N- (2-5-fluorophenyl) -4- ((6- (3, 4-methylenebis _ North' en phenyl) -2-methylpyrimidine-4- methyl) benzamide (Compound 115)

^MRCDMSO-de) (5ppm) ： 2.492(s,3H) , 4.629-4.639(s,2H) ， 5.200(s,2H),

6.083- 6.097(s,2H), 6.321 -6.370 (m,lH), 6.511-6.546 (dd,lH), 6.728 (s,lH) ,6.990-7.116 (td,2H), 7.453-7.576(td,4H), 7.818 -7.942 (ds,3H), 9.526(s,lH)。

N- (2-J ^ -5-fluorophenyl) -4- ((6- (2, 4-dimethylphenyl) -2-methylpyrimidine-4-J ^ methyl) benzamide (compound 116)

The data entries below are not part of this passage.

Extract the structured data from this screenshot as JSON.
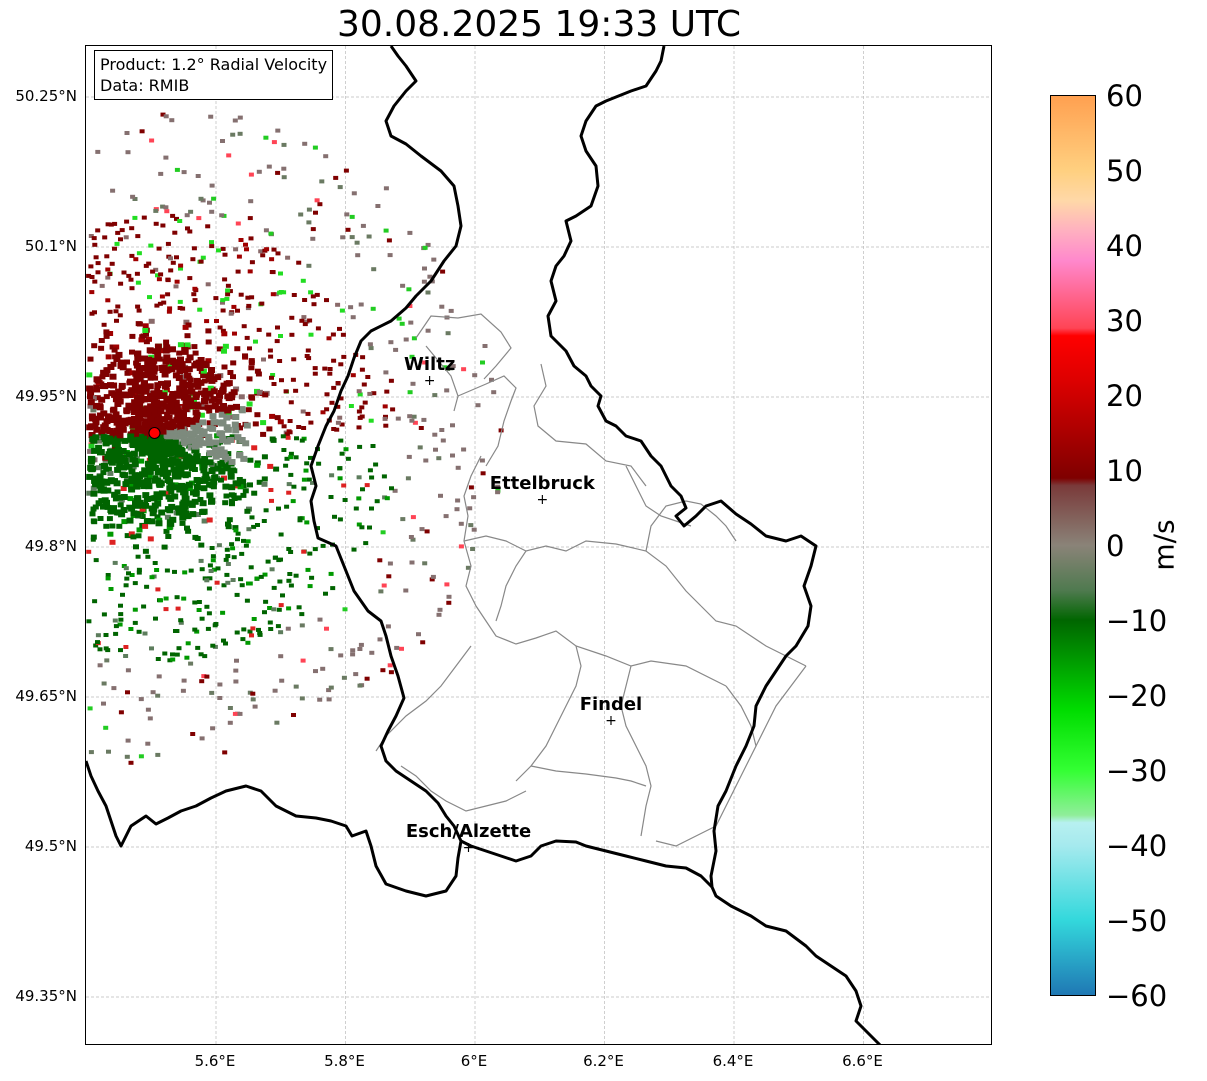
{
  "title": "30.08.2025 19:33 UTC",
  "info": {
    "product": "Product: 1.2° Radial Velocity",
    "data_source": "Data: RMIB"
  },
  "lat_labels": [
    "50.25°N",
    "50.1°N",
    "49.95°N",
    "49.8°N",
    "49.65°N",
    "49.5°N",
    "49.35°N"
  ],
  "lon_labels": [
    "5.6°E",
    "5.8°E",
    "6°E",
    "6.2°E",
    "6.4°E",
    "6.6°E"
  ],
  "cities": [
    {
      "name": "Wiltz",
      "lon": 5.93,
      "lat": 49.967
    },
    {
      "name": "Ettelbruck",
      "lon": 6.104,
      "lat": 49.848
    },
    {
      "name": "Findel",
      "lon": 6.21,
      "lat": 49.627
    },
    {
      "name": "Esch/Alzette",
      "lon": 5.99,
      "lat": 49.5
    }
  ],
  "radar_site": {
    "lon": 5.505,
    "lat": 49.914,
    "color": "#ff0000"
  },
  "colorbar": {
    "unit": "m/s",
    "ticks": [
      "60",
      "50",
      "40",
      "30",
      "20",
      "10",
      "0",
      "−10",
      "−20",
      "−30",
      "−40",
      "−50",
      "−60"
    ],
    "min": -60,
    "max": 60,
    "stops": [
      {
        "v": -60,
        "c": "#1f78b4"
      },
      {
        "v": -50,
        "c": "#33d8dc"
      },
      {
        "v": -40,
        "c": "#a6eaee"
      },
      {
        "v": -37,
        "c": "#b7f0f0"
      },
      {
        "v": -36,
        "c": "#90ee9a"
      },
      {
        "v": -30,
        "c": "#33ff33"
      },
      {
        "v": -22,
        "c": "#00dd00"
      },
      {
        "v": -10,
        "c": "#006600"
      },
      {
        "v": -6,
        "c": "#4f7a4f"
      },
      {
        "v": 0,
        "c": "#8a8378"
      },
      {
        "v": 8,
        "c": "#7a3a3a"
      },
      {
        "v": 9,
        "c": "#7f0000"
      },
      {
        "v": 22,
        "c": "#dd0000"
      },
      {
        "v": 28,
        "c": "#ff0000"
      },
      {
        "v": 29,
        "c": "#ff4455"
      },
      {
        "v": 38,
        "c": "#ff88cc"
      },
      {
        "v": 42,
        "c": "#ffb0c0"
      },
      {
        "v": 46,
        "c": "#ffd8a8"
      },
      {
        "v": 50,
        "c": "#ffd080"
      },
      {
        "v": 60,
        "c": "#ffa050"
      }
    ]
  },
  "colors": {
    "positive_dark": "#7f0000",
    "neutral": "#8a7a7a",
    "negative_dark": "#006400",
    "bright_green": "#22dd22"
  }
}
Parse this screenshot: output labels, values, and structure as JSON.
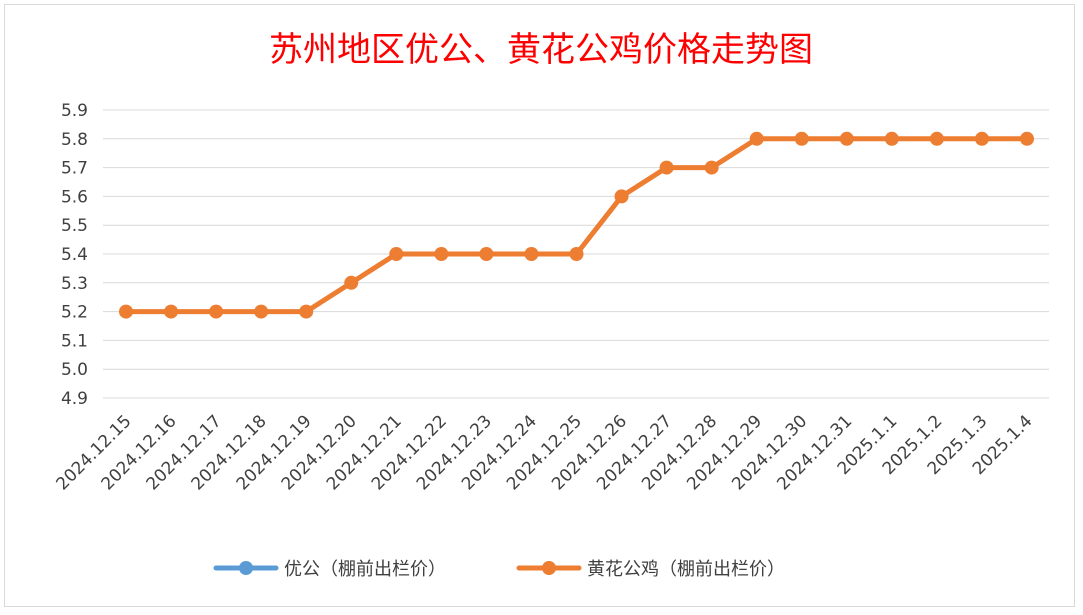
{
  "chart_data": {
    "type": "line",
    "title": "苏州地区优公、黄花公鸡价格走势图",
    "xlabel": "",
    "ylabel": "",
    "categories": [
      "2024.12.15",
      "2024.12.16",
      "2024.12.17",
      "2024.12.18",
      "2024.12.19",
      "2024.12.20",
      "2024.12.21",
      "2024.12.22",
      "2024.12.23",
      "2024.12.24",
      "2024.12.25",
      "2024.12.26",
      "2024.12.27",
      "2024.12.28",
      "2024.12.29",
      "2024.12.30",
      "2024.12.31",
      "2025.1.1",
      "2025.1.2",
      "2025.1.3",
      "2025.1.4"
    ],
    "yticks": [
      "4.9",
      "5.0",
      "5.1",
      "5.2",
      "5.3",
      "5.4",
      "5.5",
      "5.6",
      "5.7",
      "5.8",
      "5.9"
    ],
    "ylim": [
      4.9,
      5.9
    ],
    "grid": true,
    "legend_position": "bottom",
    "series": [
      {
        "name": "优公（棚前出栏价）",
        "color": "#5b9bd5",
        "values": [
          null,
          null,
          null,
          null,
          null,
          null,
          null,
          null,
          null,
          null,
          null,
          null,
          null,
          null,
          null,
          null,
          null,
          null,
          null,
          null,
          null
        ]
      },
      {
        "name": "黄花公鸡（棚前出栏价）",
        "color": "#ed7d31",
        "values": [
          5.2,
          5.2,
          5.2,
          5.2,
          5.2,
          5.3,
          5.4,
          5.4,
          5.4,
          5.4,
          5.4,
          5.6,
          5.7,
          5.7,
          5.8,
          5.8,
          5.8,
          5.8,
          5.8,
          5.8,
          5.8
        ]
      }
    ]
  }
}
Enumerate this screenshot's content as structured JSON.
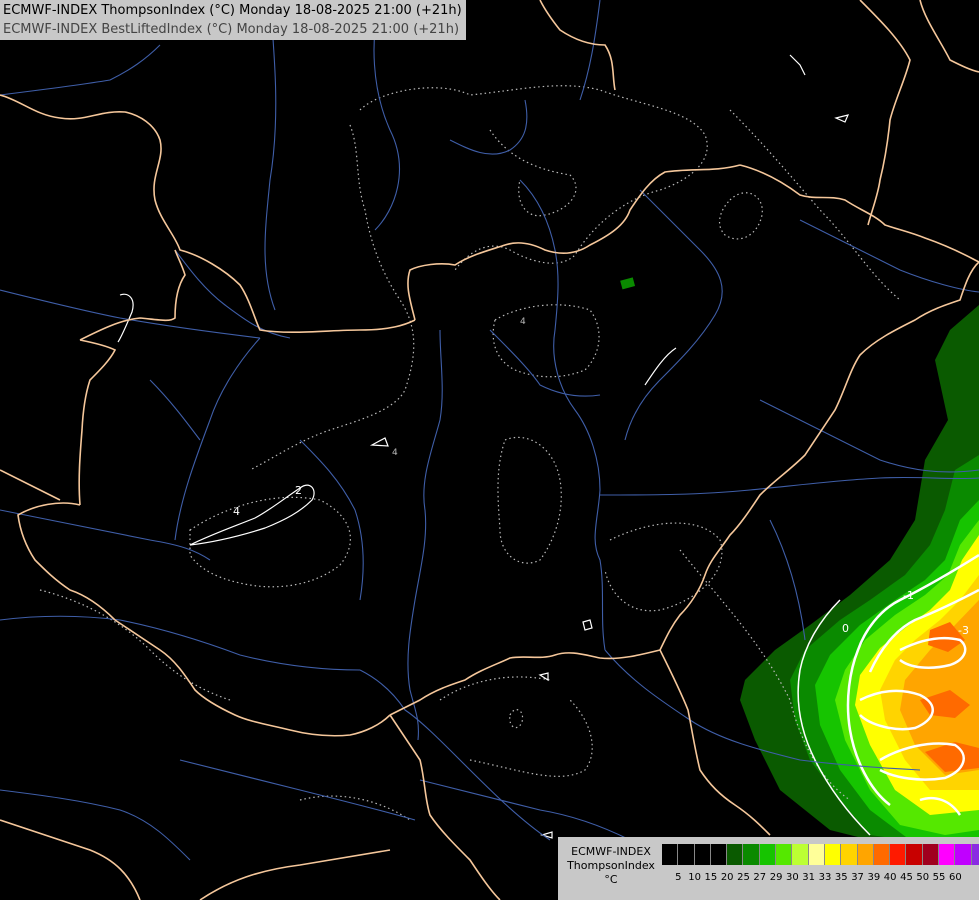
{
  "header": {
    "line1": "ECMWF-INDEX ThompsonIndex (°C) Monday 18-08-2025 21:00 (+21h)",
    "line2": "ECMWF-INDEX BestLiftedIndex (°C) Monday 18-08-2025 21:00 (+21h)"
  },
  "colors": {
    "border": "#f5c79b",
    "river": "#3f5ea8",
    "contour_dotted": "#bbbbbb",
    "contour_white": "#ffffff"
  },
  "map_labels": [
    {
      "text": "-1"
    },
    {
      "text": "0"
    },
    {
      "text": "-3"
    },
    {
      "text": "4"
    },
    {
      "text": "2"
    },
    {
      "text": "4"
    },
    {
      "text": "4"
    }
  ],
  "legend": {
    "title_line1": "ECMWF-INDEX",
    "title_line2": "ThompsonIndex",
    "title_line3": "°C",
    "swatches": [
      "#000000",
      "#000000",
      "#000000",
      "#000000",
      "#0a5a00",
      "#0a8a00",
      "#16c400",
      "#55e800",
      "#bcff33",
      "#ffff99",
      "#ffff00",
      "#ffd400",
      "#ffa500",
      "#ff6a00",
      "#ff1a00",
      "#c80000",
      "#a0001e",
      "#ff00ff",
      "#c000ff",
      "#8a2be2",
      "#4b2dd8",
      "#0a0aff"
    ],
    "ticks": [
      "5",
      "10",
      "15",
      "20",
      "25",
      "27",
      "29",
      "30",
      "31",
      "33",
      "35",
      "37",
      "39",
      "40",
      "45",
      "50",
      "55",
      "60"
    ]
  }
}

^MRCDMSO-de) (5ppm) : 2.365(s，3H) , 3.810(s,6H) , 4.592 (s,2H), 5.201(s,2H) , 6.331-6.374(m,lH) , 6.515-6.551(dd,lH) , 6.601 -6.633(q,2H) , 7.084-7.121 (q,2H) ,7.444-7.465 (d,2H)， 7.766-7.780 (t,lH), 7.919-7.952(m,3H), 9.537(s,lH)。

N- (2-J ^ -5-methylphenyl) -4- ((6- (2, 4-dimethyl H > phenyl) sneeze-4-peaceful methyl) benzyl SU ^ (compound 123)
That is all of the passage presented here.